True, as he stated at the beginning of his speech, he cannot get a job at any respectable company as a result of his actions, so he started his own business and now works with the FBI and speaks to students and business leaders all over the country. In my opinion, however, he is not qualified to speak to me about ethics and it scares me to think that the FBI and my own university find it acceptable to sit in a room with him to discuss business.


He may have been a great manager and made some bad decisions, but the fact is the second he chose to lie and steal, his credentials went out the door.


This is also not the first time I have felt this way about a chosen speaker at Elon. Last fall the Pan-Hellenic Council required all Greek women to attend a presentation on alcohol; the presenter was also a convicted felon (who even walked out in the orange suit he wore while incarcerated) who served many years in prison for killing his best friends in a drunk driving accident.

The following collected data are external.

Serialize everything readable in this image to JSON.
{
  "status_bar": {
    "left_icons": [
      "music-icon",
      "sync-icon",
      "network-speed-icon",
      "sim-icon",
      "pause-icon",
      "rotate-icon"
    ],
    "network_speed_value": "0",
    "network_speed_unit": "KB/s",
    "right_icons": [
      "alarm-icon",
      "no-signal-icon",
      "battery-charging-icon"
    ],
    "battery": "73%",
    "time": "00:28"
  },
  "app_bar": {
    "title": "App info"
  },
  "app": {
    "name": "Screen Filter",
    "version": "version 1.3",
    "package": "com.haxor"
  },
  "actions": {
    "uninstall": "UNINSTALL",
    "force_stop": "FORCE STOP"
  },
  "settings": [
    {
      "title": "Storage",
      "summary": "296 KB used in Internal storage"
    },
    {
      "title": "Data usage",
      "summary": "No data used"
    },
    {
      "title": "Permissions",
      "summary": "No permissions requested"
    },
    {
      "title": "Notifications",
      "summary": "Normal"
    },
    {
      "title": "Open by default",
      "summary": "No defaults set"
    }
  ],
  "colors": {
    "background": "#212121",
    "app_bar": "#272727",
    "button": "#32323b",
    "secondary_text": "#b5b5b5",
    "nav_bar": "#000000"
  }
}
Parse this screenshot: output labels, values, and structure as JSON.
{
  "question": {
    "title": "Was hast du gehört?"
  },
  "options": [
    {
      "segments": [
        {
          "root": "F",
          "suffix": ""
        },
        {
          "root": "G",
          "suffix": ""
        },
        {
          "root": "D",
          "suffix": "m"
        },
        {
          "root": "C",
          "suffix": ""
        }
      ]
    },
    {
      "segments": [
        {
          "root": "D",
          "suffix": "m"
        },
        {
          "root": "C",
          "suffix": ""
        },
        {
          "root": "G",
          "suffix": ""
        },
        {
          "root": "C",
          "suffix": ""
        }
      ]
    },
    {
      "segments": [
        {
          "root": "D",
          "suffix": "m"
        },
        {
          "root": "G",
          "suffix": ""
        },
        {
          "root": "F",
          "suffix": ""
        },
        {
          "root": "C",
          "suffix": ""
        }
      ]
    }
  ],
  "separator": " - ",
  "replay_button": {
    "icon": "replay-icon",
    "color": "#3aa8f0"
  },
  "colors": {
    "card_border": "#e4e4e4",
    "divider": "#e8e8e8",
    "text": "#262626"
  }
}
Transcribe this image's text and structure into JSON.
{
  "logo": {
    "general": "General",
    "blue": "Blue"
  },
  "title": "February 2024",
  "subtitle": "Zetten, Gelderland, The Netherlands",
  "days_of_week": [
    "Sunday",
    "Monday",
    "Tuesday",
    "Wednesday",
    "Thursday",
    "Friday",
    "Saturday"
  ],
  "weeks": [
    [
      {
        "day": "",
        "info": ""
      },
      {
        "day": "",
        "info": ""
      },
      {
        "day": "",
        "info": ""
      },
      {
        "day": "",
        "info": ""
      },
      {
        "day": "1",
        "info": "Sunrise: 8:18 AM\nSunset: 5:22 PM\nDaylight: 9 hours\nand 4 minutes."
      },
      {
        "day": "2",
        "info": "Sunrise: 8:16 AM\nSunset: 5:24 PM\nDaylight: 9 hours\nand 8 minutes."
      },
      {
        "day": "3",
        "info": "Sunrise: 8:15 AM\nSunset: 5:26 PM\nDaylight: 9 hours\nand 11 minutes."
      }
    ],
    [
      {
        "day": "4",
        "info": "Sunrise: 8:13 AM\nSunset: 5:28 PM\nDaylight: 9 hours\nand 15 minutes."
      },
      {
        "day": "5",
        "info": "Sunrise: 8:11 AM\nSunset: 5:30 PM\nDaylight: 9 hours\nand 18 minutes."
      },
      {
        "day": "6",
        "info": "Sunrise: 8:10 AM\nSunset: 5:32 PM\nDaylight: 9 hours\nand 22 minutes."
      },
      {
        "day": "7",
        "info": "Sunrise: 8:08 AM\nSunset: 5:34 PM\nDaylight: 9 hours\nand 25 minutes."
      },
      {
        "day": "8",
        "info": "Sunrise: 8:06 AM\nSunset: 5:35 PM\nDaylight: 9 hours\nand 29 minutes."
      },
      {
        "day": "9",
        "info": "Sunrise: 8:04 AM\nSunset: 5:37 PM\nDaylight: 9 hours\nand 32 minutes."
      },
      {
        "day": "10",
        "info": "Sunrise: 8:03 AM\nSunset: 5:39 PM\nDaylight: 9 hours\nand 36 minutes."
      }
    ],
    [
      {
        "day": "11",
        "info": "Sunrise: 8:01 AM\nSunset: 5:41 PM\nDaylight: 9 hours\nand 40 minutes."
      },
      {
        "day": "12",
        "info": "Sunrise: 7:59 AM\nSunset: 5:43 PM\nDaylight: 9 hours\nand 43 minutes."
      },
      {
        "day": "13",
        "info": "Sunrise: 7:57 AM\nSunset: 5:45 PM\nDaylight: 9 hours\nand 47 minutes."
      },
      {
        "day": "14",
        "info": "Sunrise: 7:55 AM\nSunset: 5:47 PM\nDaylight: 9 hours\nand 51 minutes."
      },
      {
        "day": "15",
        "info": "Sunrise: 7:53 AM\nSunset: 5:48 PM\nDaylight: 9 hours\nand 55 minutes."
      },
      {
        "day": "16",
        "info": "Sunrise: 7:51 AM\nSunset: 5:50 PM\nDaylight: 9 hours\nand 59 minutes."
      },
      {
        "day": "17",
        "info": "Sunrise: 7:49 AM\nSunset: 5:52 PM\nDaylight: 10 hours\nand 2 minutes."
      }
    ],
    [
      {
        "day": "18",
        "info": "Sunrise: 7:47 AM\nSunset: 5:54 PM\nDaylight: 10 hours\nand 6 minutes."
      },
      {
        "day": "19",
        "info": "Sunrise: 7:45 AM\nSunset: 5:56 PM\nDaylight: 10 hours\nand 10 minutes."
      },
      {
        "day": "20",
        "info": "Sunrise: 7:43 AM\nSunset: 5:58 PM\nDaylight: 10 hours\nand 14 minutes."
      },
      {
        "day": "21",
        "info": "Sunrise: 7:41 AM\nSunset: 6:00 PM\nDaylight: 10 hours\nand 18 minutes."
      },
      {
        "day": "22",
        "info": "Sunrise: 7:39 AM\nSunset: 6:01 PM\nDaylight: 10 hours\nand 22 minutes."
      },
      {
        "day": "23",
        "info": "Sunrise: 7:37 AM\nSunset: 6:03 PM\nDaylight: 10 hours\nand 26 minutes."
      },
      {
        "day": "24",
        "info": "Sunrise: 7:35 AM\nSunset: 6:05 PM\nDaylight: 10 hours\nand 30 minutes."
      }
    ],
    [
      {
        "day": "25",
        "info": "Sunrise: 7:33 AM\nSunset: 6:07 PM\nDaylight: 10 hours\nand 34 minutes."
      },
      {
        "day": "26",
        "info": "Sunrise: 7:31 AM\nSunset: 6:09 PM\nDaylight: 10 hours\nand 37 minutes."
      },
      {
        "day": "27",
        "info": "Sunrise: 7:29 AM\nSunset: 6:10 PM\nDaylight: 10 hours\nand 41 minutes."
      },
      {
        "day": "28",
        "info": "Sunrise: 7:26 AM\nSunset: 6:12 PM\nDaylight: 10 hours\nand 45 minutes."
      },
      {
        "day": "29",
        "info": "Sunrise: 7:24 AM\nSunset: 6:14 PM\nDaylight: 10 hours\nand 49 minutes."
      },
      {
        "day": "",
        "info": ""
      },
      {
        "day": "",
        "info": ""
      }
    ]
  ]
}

His story was sad and important to hear, but he also makes his living from touring universities to speak about his experience and essentially lives off the fact that he killed his best friends.


To me, it seems like there are a lot of important choices to be made in life and it is important to see what can happen when you don’t make the correct choices, but does that mean we surround ourselves with convicted felons to tell us their side? People have to “pay the price” for their actions and it doesn’t stop with jail time. If you can’t find a job because of a box on an application that reads, “Have you ever been convicted of a crime?” then you are applying for the wrong job.


Of course someone isn’t going to hire you to be a CFO or Business Manager if you laundered $6 million dollars, but I bet you can get a decent line job at McDonald’s over on Church Street and make your way back into the working class. That would do a lot more good than standing in front of me and speaking about ethics.